It's sad to retaliate as an adult to compensate for your childhood self
author:Paint the sound and color to say what you have seen and heard
When you want something in your childhood but don't get it, you will compensate yourself with a vengeance as an adult.
When I was a student, I was not allowed to buy clothes, and I could only wear school uniforms all year round. When I grew up, I went crazy to buy clothes, and I couldn't buy enough.
When I was a child, I loved Hello Kitty, but I could only have its stickers. After making money yourself, you can buy whatever you want.
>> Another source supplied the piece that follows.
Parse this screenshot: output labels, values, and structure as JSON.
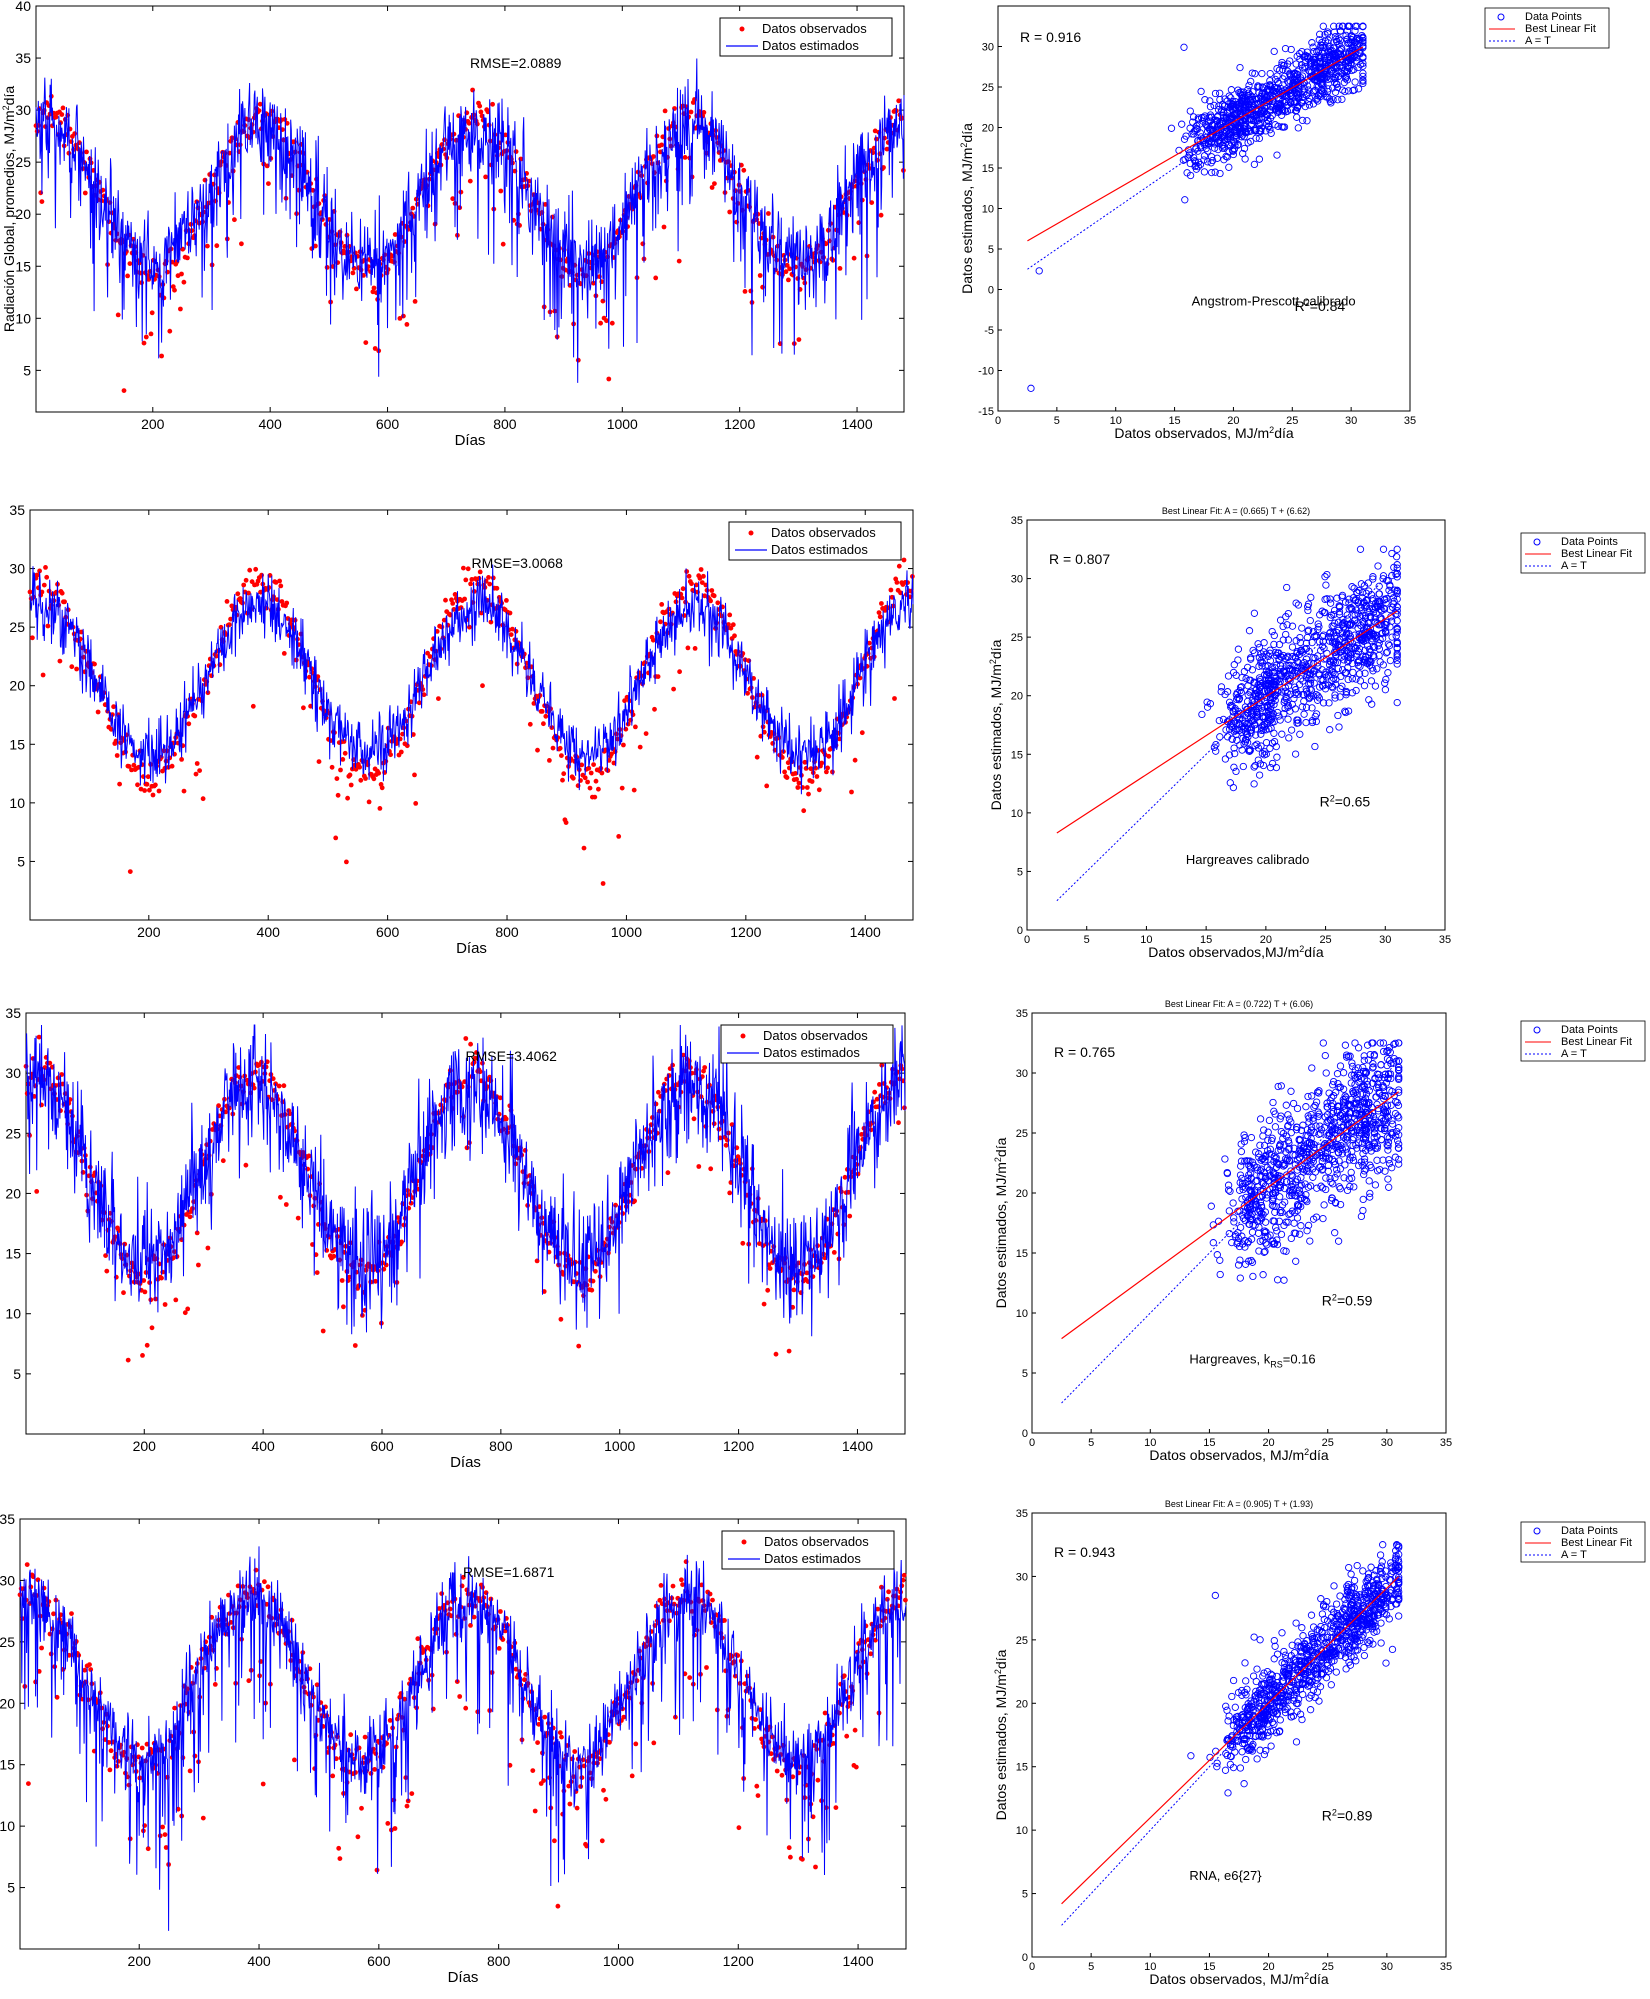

When I was a child, my family was poor, and my classmates and friends had Nike, so I could only watch them wear it. When I grew up, I just wanted to buy Nike.
Crazy about wanting dolls, even if there are a lot of them, I still want to buy them.
I didn't get what I liked before, and even if I don't like it as much as I used to when I grow up, I still have obsessions.
Even if I am now called naïve by others, I still want to have things that I liked before but never had.
When I was a child, I couldn't eat what I liked to eat, but when I grew up, I liked to eat it, and I will always eat what I love.
Trying to compensate and heal oneself of childhood shortcomings.
Maybe my aunt didn't wear bright and new clothes when she was young.
When I was a child, I didn't have my own new clothes, no skin care products, and I frantically bought myself after college.
Since childhood, he has been instilled with the concept of poor family, and when he grows up, he spends money with revenge.
I used to want to eat McDonald's but I didn't get enough of it, but now I can't get enough.